Seine glatten schwarzen Haare sind gestriegelt, das rote Hemd steckt akkurat in der dunklen Anzughose. Wuerde der Neunjaehrige nicht auf der Buehne stehen, koennte man meinen, er ginge zu seiner Kommunion. Dann faengt er an, ins Mikro zu roehren und jeder Gedanke an die Kirche verfliegt.
Er singt >Fallin< von Alicia Keys mit soviel Hingabe, dass es fuer einen kurzen Moment scheint, als waere ihm selbst schon unzaehlige Male das Herz gebrochen worden, als haette er tatsaechlich schon jemanden so geliebt, wie das lyrische Ich dieser kunstvollen Soul-Nummer. Kurz Luftholen. Das war vor neun Jahren, am Anfang von David Archuletas Castingkarriere. Inzwischen ist er Finalist bei American Idol. Castingshows sind - soviel ist bekannt - genial. Es soll ja sogar so sein, dass mehr Leute bei American Idol abstimmen, als bei der US-amerikanischen Praesidentschaftswahl. Was ich an Castingshows nicht mag, ist, dass sie gefuehlte zehn Stunden dauern.
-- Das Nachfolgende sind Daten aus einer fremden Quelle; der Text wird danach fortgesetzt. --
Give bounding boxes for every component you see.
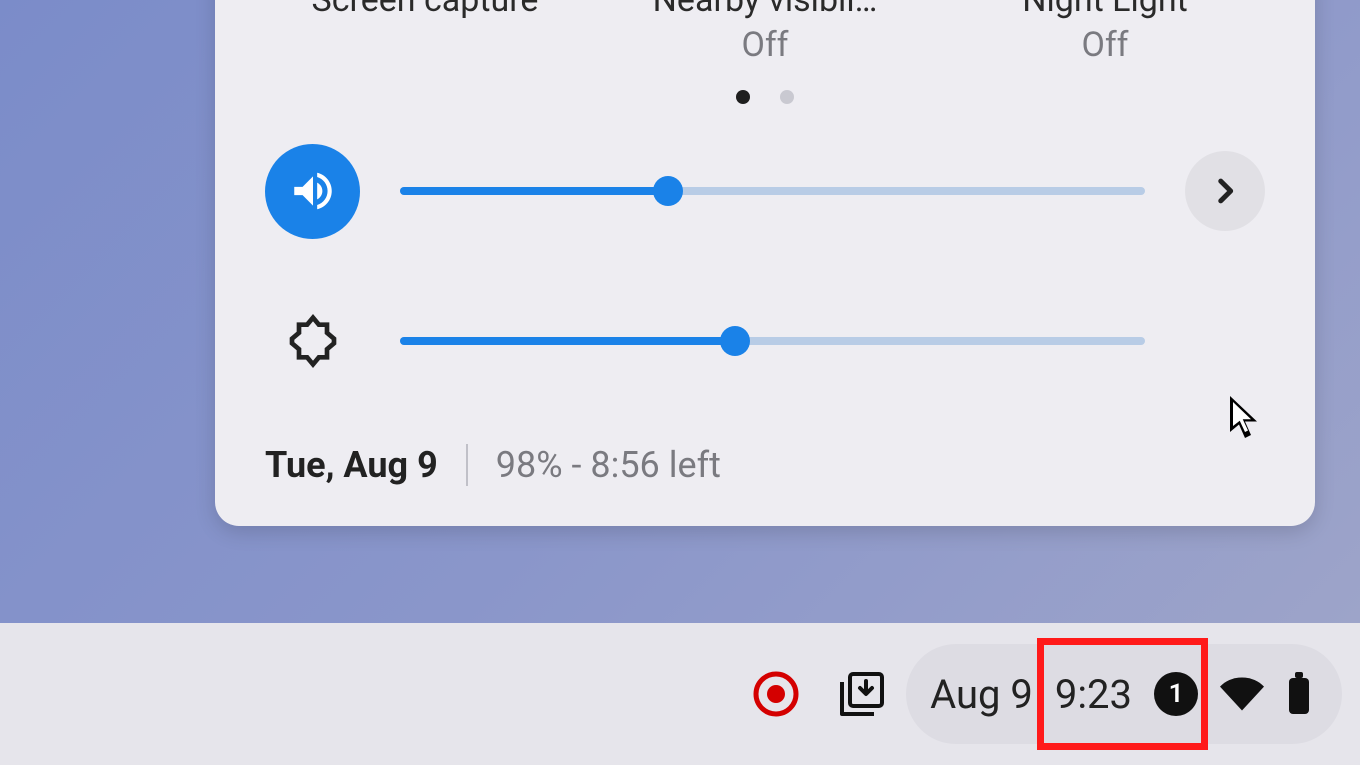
page-dot-active[interactable]: [736, 90, 750, 104]
brightness-slider-row: [255, 294, 1275, 389]
notification-badge[interactable]: 1: [1154, 672, 1198, 716]
volume-slider-row: [255, 144, 1275, 239]
status-area[interactable]: Aug 9 9:23 1: [906, 644, 1342, 744]
separator: [466, 444, 468, 486]
toggle-status: Off: [1081, 25, 1128, 65]
footer-battery-text: 98% - 8:56 left: [496, 444, 721, 486]
shelf-time: 9:23: [1055, 671, 1132, 718]
brightness-slider[interactable]: [400, 337, 1145, 345]
page-indicator[interactable]: [255, 90, 1275, 104]
toggle-screen-capture[interactable]: Screen capture: [285, 0, 565, 65]
panel-footer: Tue, Aug 9 98% - 8:56 left: [255, 444, 1275, 496]
brightness-slider-thumb[interactable]: [720, 326, 750, 356]
toggle-night-light[interactable]: Night Light Off: [965, 0, 1245, 65]
chevron-right-icon: [1208, 174, 1242, 208]
quick-toggles-row: Screen capture Nearby visibil… Off Night…: [255, 0, 1275, 65]
wifi-icon: [1220, 672, 1264, 716]
volume-slider-thumb[interactable]: [653, 176, 683, 206]
toggle-label: Screen capture: [312, 0, 539, 21]
footer-date: Tue, Aug 9: [265, 444, 438, 486]
toggle-nearby-visibility[interactable]: Nearby visibil… Off: [625, 0, 905, 65]
stop-capture-button[interactable]: [752, 670, 800, 718]
shelf: Aug 9 9:23 1: [0, 623, 1360, 765]
record-stop-icon: [752, 670, 800, 718]
volume-icon-button[interactable]: [265, 144, 360, 239]
page-dot[interactable]: [780, 90, 794, 104]
volume-icon: [288, 166, 338, 216]
download-tray-icon: [836, 668, 888, 720]
notification-count: 1: [1169, 679, 1184, 709]
holding-space-button[interactable]: [836, 668, 888, 720]
toggle-label: Nearby visibil…: [653, 0, 878, 21]
toggle-status: Off: [741, 25, 788, 65]
volume-slider[interactable]: [400, 187, 1145, 195]
toggle-label: Night Light: [1022, 0, 1187, 21]
quick-settings-panel: Screen capture Nearby visibil… Off Night…: [215, 0, 1315, 526]
brightness-sun-icon: [285, 313, 341, 369]
brightness-icon: [265, 294, 360, 389]
audio-settings-expand-button[interactable]: [1185, 151, 1265, 231]
battery-icon: [1286, 672, 1312, 716]
shelf-date: Aug 9: [930, 671, 1033, 718]
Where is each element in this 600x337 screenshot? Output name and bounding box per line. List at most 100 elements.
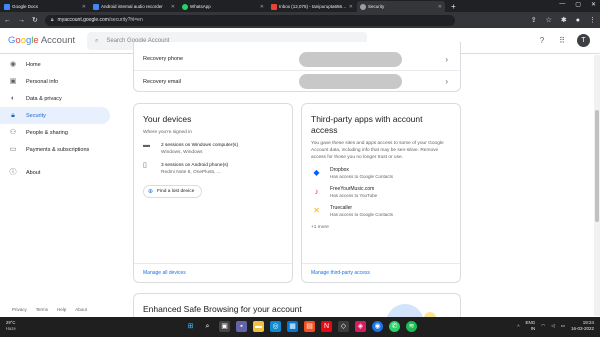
dropbox-icon: ◆ [313,168,320,177]
app-access: Has access to YouTube [330,193,378,198]
language-indicator[interactable]: ENG IN [526,320,536,332]
browser-tab[interactable]: Google Docs ✕ [1,1,89,12]
app-text: FreeYourMusic.com Has access to YouTube [330,186,377,199]
back-icon[interactable]: ← [4,17,11,24]
person-icon: ▣ [9,77,17,85]
manage-third-party-link[interactable]: Manage third-party access [302,263,460,282]
maximize-icon[interactable]: ▢ [575,1,581,8]
device-main: 3 sessions on Android phone(s) [161,163,229,168]
sidebar: ◉ Home ▣ Personal info ◐ Data & privacy … [0,56,118,316]
sidebar-item-people-sharing[interactable]: ⚇ People & sharing [0,124,110,141]
window-close-icon[interactable]: ✕ [591,1,596,8]
tab-close-icon[interactable]: ✕ [349,4,353,10]
browser-tab-active[interactable]: Security ✕ [357,1,445,12]
forward-icon[interactable]: → [18,17,25,24]
device-row-android[interactable]: ▯ 3 sessions on Android phone(s) Redmi N… [134,156,292,176]
teams-icon[interactable]: ▪ [236,321,247,332]
sidebar-item-label: Home [26,61,41,68]
manage-all-devices-link[interactable]: Manage all devices [134,263,292,282]
extensions-icon[interactable]: ✱ [561,16,567,24]
app-row-freeyourmusic[interactable]: ♪ FreeYourMusic.com Has access to YouTub… [302,180,460,199]
minimize-icon[interactable]: — [559,1,565,8]
profile-icon[interactable]: ● [576,17,580,24]
browser-tab[interactable]: WhatsApp ✕ [179,1,267,12]
chrome-icon[interactable]: ◉ [372,321,383,332]
battery-icon[interactable]: ▭ [561,323,565,329]
app-row-dropbox[interactable]: ◆ Dropbox Has access to Google Contacts [302,161,460,180]
tray-overflow-icon[interactable]: ^ [517,324,519,329]
sidebar-item-home[interactable]: ◉ Home [0,56,110,73]
office-icon[interactable]: ▤ [304,321,315,332]
tab-label: Google Docs [12,4,39,9]
device-main: 2 sessions on Windows computer(s) [161,143,239,148]
find-lost-device-button[interactable]: ⊕ Find a lost device [143,185,203,198]
scrollbar-thumb[interactable] [595,110,599,222]
netflix-icon[interactable]: N [321,321,332,332]
wifi-icon[interactable]: ◠ [541,323,545,329]
taskbar-search-icon[interactable]: ⌕ [202,321,213,332]
recovery-info-card: Recovery phone › Recovery email › [133,42,461,92]
clock-date: 16-03-2022 [570,326,594,331]
volume-icon[interactable]: ◁ [551,323,554,329]
sidebar-item-label: Data & privacy [26,95,62,102]
search-icon: ⌕ [95,37,99,44]
recovery-email-row[interactable]: Recovery email › [134,70,460,92]
sidebar-footer: Privacy Terms Help About [12,307,87,312]
app-icon[interactable]: ◈ [355,321,366,332]
home-icon: ◉ [9,60,17,68]
toggle-icon: ◐ [10,94,16,102]
third-party-description: You gave these sites and apps access to … [311,141,444,160]
store-icon[interactable]: ▦ [287,321,298,332]
weather-widget[interactable]: 29°C Haze [6,320,16,332]
address-bar[interactable]: 🔒︎ myaccount.google.com/security?hl=en [44,14,455,26]
browser-tab[interactable]: Inbox (12,075) - tanipurupta656@... ✕ [268,1,356,12]
footer-link-help[interactable]: Help [57,307,66,312]
tab-label: Inbox (12,075) - tanipurupta656@... [279,4,347,9]
reload-icon[interactable]: ↻ [32,16,38,24]
tab-close-icon[interactable]: ✕ [171,4,175,10]
tab-close-icon[interactable]: ✕ [438,4,442,10]
spotify-icon[interactable]: ≋ [406,321,417,332]
your-devices-card: Your devices Where you're signed in ▬ 2 … [133,103,293,283]
task-view-icon[interactable]: ▣ [219,321,230,332]
lock-icon: 🔒︎ [11,111,15,119]
tab-close-icon[interactable]: ✕ [260,4,264,10]
devices-subtitle: Where you're signed in [143,130,192,135]
sidebar-item-payments[interactable]: ▭ Payments & subscriptions [0,141,110,158]
recovery-email-label: Recovery email [143,78,181,85]
device-row-windows[interactable]: ▬ 2 sessions on Windows computer(s) Wind… [134,136,292,156]
file-explorer-icon[interactable]: ▬ [253,321,264,332]
footer-link-terms[interactable]: Terms [36,307,48,312]
windows-taskbar: 29°C Haze ⊞ ⌕ ▣ ▪ ▬ ◎ ▦ ▤ N ◇ ◈ ◉ ✆ ≋ ^ … [0,317,600,337]
footer-link-about[interactable]: About [75,307,87,312]
tab-label: WhatsApp [190,4,211,9]
sidebar-item-data-privacy[interactable]: ◐ Data & privacy [0,90,110,107]
sidebar-item-about[interactable]: ⓘ About [0,164,110,181]
find-lost-device-label: Find a lost device [157,189,195,194]
new-tab-icon[interactable]: + [451,1,456,12]
device-sub: Windows, Windows [161,150,203,155]
whatsapp-icon[interactable]: ✆ [389,321,400,332]
share-icon[interactable]: ⇪ [531,16,537,24]
avatar[interactable]: T [577,34,590,47]
gmail-favicon-icon [271,3,277,10]
clock[interactable]: 19:24 16-03-2022 [571,320,594,332]
tab-close-icon[interactable]: ✕ [82,4,86,10]
recovery-phone-row[interactable]: Recovery phone › [134,48,460,70]
google-account-logo[interactable]: Google Account [8,35,75,46]
windows-start-icon[interactable]: ⊞ [185,321,196,332]
edge-icon[interactable]: ◎ [270,321,281,332]
menu-kebab-icon[interactable]: ⋮ [589,16,596,24]
sidebar-item-personal-info[interactable]: ▣ Personal info [0,73,110,90]
apps-grid-icon[interactable]: ⠿ [557,36,567,46]
photos-icon[interactable]: ◇ [338,321,349,332]
google-docs-favicon-icon [4,3,10,10]
sidebar-item-security[interactable]: 🔒︎ Security [0,107,110,124]
browser-tab[interactable]: Android internal audio recorder ✕ [90,1,178,12]
footer-link-privacy[interactable]: Privacy [12,307,27,312]
help-icon[interactable]: ? [537,36,547,46]
bookmark-star-icon[interactable]: ☆ [546,16,552,24]
app-row-truecaller[interactable]: ✕ Truecaller Has access to Google Contac… [302,199,460,218]
page-scrollbar[interactable] [594,55,600,316]
computer-icon: ▬ [143,142,150,149]
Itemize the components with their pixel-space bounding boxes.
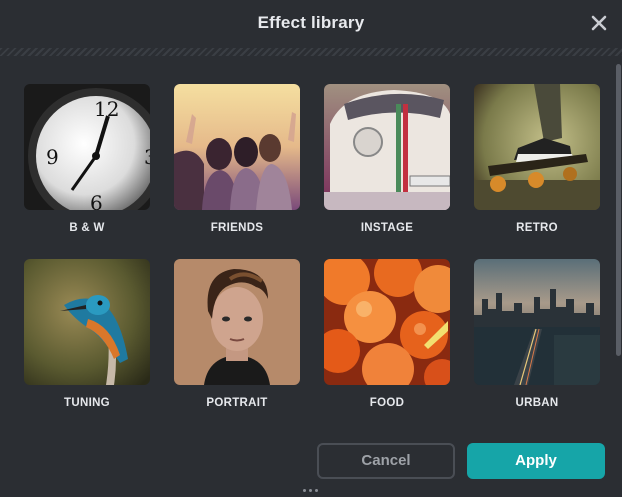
effect-label: FOOD — [369, 397, 405, 409]
close-icon[interactable] — [588, 12, 610, 34]
header-divider — [0, 48, 622, 56]
scrollbar-thumb[interactable] — [616, 64, 621, 356]
svg-text:9: 9 — [46, 145, 59, 169]
effect-library-dialog: Effect library 12 6 9 B & W FRIENDS INST… — [0, 0, 622, 497]
effect-label: FRIENDS — [210, 222, 264, 234]
effect-tile-food[interactable]: FOOD — [324, 259, 450, 409]
peaches-photo — [324, 259, 450, 385]
apply-button[interactable]: Apply — [467, 443, 605, 479]
effect-label: RETRO — [516, 222, 558, 234]
city-photo — [474, 259, 600, 385]
effect-tile-retro[interactable]: RETRO — [474, 84, 600, 234]
effects-grid: 12 3 6 9 B & W — [0, 56, 610, 436]
effect-label: TUNING — [64, 397, 110, 409]
dialog-title: Effect library — [257, 13, 365, 32]
effect-tile-instage[interactable]: INSTAGE — [324, 84, 450, 234]
effect-tile-tuning[interactable]: TUNING — [24, 259, 150, 409]
effect-tile-portrait[interactable]: PORTRAIT — [174, 259, 300, 409]
clock-photo: 12 3 6 9 — [24, 84, 150, 210]
skateboard-photo — [474, 84, 600, 210]
portrait-photo — [174, 259, 300, 385]
effect-label: URBAN — [515, 397, 559, 409]
friends-photo — [174, 84, 300, 210]
car-photo — [324, 84, 450, 210]
svg-text:6: 6 — [90, 191, 103, 210]
effect-tile-friends[interactable]: FRIENDS — [174, 84, 300, 234]
effect-label: INSTAGE — [360, 222, 414, 234]
effect-label: B & W — [69, 222, 105, 234]
effect-label: PORTRAIT — [206, 397, 268, 409]
effect-tile-bw[interactable]: 12 3 6 9 B & W — [24, 84, 150, 234]
effect-tile-urban[interactable]: URBAN — [474, 259, 600, 409]
cancel-button[interactable]: Cancel — [317, 443, 455, 479]
scrollbar[interactable] — [614, 56, 622, 436]
svg-text:3: 3 — [144, 145, 150, 169]
resize-handle-icon[interactable] — [303, 489, 321, 493]
dialog-header: Effect library — [0, 0, 622, 48]
kingfisher-photo — [24, 259, 150, 385]
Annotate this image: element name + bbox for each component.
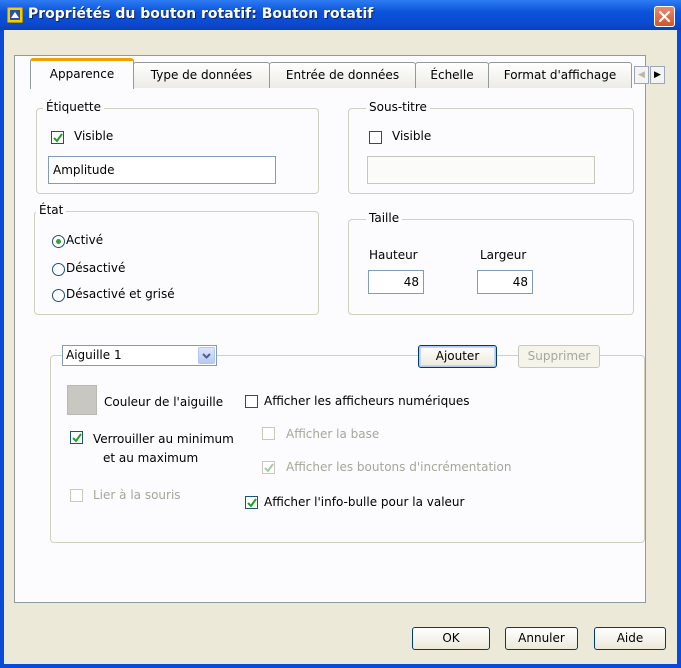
window-title: Propriétés du bouton rotatif: Bouton rot…	[28, 6, 374, 22]
tab-entree-de-donnees[interactable]: Entrée de données	[269, 62, 416, 88]
chevron-right-icon: ▶	[654, 70, 661, 80]
aiguille-select[interactable]: Aiguille 1	[62, 345, 217, 366]
taille-legend: Taille	[366, 211, 403, 225]
etat-desactive-grise-radio[interactable]	[52, 289, 65, 302]
tab-scroll-left-button[interactable]: ◀	[634, 66, 649, 84]
largeur-input[interactable]: 48	[477, 270, 533, 294]
properties-dialog: Propriétés du bouton rotatif: Bouton rot…	[0, 0, 681, 668]
afficher-increment-label: Afficher les boutons d'incrémentation	[286, 460, 512, 474]
tab-label: Échelle	[430, 68, 474, 82]
tab-label: Entrée de données	[285, 68, 400, 82]
etat-desactive-label: Désactivé	[66, 261, 126, 275]
title-bar: Propriétés du bouton rotatif: Bouton rot…	[0, 0, 681, 30]
verrouiller-label-line1: Verrouiller au minimum	[93, 432, 234, 446]
tab-scroll-right-button[interactable]: ▶	[650, 66, 665, 84]
soustitre-visible-label: Visible	[392, 129, 432, 143]
etiquette-legend: Étiquette	[43, 100, 105, 114]
etat-desactive-grise-label: Désactivé et grisé	[66, 287, 175, 301]
aide-button[interactable]: Aide	[594, 627, 666, 650]
aiguille-group	[50, 355, 645, 543]
tab-apparence[interactable]: Apparence	[30, 58, 134, 89]
tab-label: Apparence	[49, 67, 115, 81]
afficher-increment-checkbox[interactable]	[262, 461, 275, 474]
etat-active-label: Activé	[66, 233, 104, 247]
needle-color-swatch[interactable]	[67, 385, 97, 415]
aiguille-select-value: Aiguille 1	[66, 348, 122, 362]
hauteur-label: Hauteur	[369, 248, 418, 262]
afficher-afficheurs-label: Afficher les afficheurs numériques	[264, 394, 470, 408]
annuler-button[interactable]: Annuler	[505, 627, 578, 650]
etiquette-text-field[interactable]: Amplitude	[48, 156, 276, 184]
taille-group	[348, 219, 634, 315]
soustitre-legend: Sous-titre	[366, 100, 430, 114]
etiquette-visible-label: Visible	[74, 129, 114, 143]
tab-echelle[interactable]: Échelle	[415, 62, 489, 88]
soustitre-text-field[interactable]	[367, 156, 595, 184]
afficher-base-label: Afficher la base	[286, 427, 380, 441]
chevron-left-icon: ◀	[638, 70, 645, 80]
check-icon	[247, 498, 257, 508]
largeur-label: Largeur	[480, 248, 527, 262]
supprimer-button[interactable]: Supprimer	[518, 345, 600, 368]
hauteur-input[interactable]: 48	[368, 270, 424, 294]
close-button[interactable]	[654, 6, 675, 27]
tab-label: Type de données	[150, 68, 253, 82]
afficher-infobulle-label: Afficher l'info-bulle pour la valeur	[264, 495, 465, 509]
etat-legend: État	[36, 203, 67, 217]
needle-color-label: Couleur de l'aiguille	[104, 395, 224, 409]
check-icon	[53, 133, 63, 143]
afficher-afficheurs-checkbox[interactable]	[245, 395, 258, 408]
aiguille-select-dropdown-button[interactable]	[198, 347, 215, 364]
labview-app-icon	[7, 7, 23, 23]
lier-souris-label: Lier à la souris	[93, 488, 181, 502]
check-icon	[264, 463, 274, 473]
etat-desactive-radio[interactable]	[52, 263, 65, 276]
check-icon	[72, 433, 82, 443]
etiquette-visible-checkbox[interactable]	[51, 131, 64, 144]
tab-format-affichage[interactable]: Format d'affichage	[488, 62, 632, 88]
tab-type-de-donnees[interactable]: Type de données	[133, 62, 270, 88]
afficher-infobulle-checkbox[interactable]	[245, 496, 258, 509]
afficher-base-checkbox[interactable]	[262, 427, 275, 440]
ok-button[interactable]: OK	[412, 627, 490, 650]
verrouiller-checkbox[interactable]	[70, 431, 83, 444]
etat-active-radio[interactable]	[52, 235, 65, 248]
soustitre-visible-checkbox[interactable]	[369, 131, 382, 144]
chevron-down-icon	[202, 353, 211, 359]
lier-souris-checkbox[interactable]	[70, 489, 83, 502]
verrouiller-label-line2: et au maximum	[103, 451, 199, 465]
tab-label: Format d'affichage	[503, 68, 617, 82]
close-icon	[658, 10, 671, 23]
radio-selected-dot	[56, 239, 61, 244]
ajouter-button[interactable]: Ajouter	[418, 345, 497, 368]
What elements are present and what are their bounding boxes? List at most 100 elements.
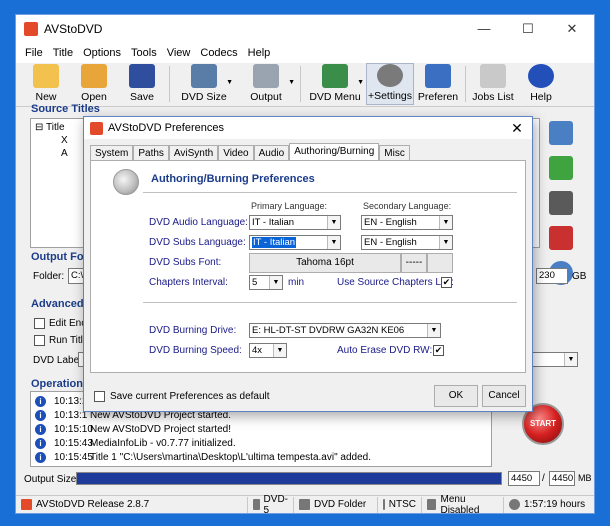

Doch auch hier ist YouTube, wie in so vielen anderen Lebensbereichen, meine Rettung. Ich muss mir nur noch die Auftritte der Kandidaten anschauen [nicht die laestigen Vorabberichte und Jury-Einschaetzungen] und vor allem, kann ich mir die weltweiten Idol-Shows reinziehen und bleibe nicht bei Mark Medlock haengen. [Wie diese Karte zeigt, ist das Idol-Konzept inzwischen verbreiteter als die Demokratie].
Der letzte Gewinner des >Arabian Idol< hiess beispielsweise Marwan Ali. Sein Siegersong ist vielleicht etwas schnulzig, aber Marwan Ali hat einfach die schoensten Augen. Einen coolen Auftritt legt auch Oleg Karezin hin. Er ist der Gewinner von SuperStar KZ [das ist jetzt keine Geschmacklosigkeit, sondern der Name der Sendung in Kasachstan]. Oleg sieht auch ein bisschen wie ein Konfirmand aus, aber sein Konzept geht auf: Tiefe Stimme und tiefe ernste Blicke = schmelzende Maedchenherzen. Je tiefer man eindringt, desto mehr rares Castingshowmaterial faellt einem in die Haende [Bill Kaulitz bei Starsearch, Justin Timberlake als elfjaehriger Cowboy etc.]. Und die Suche geht weiter.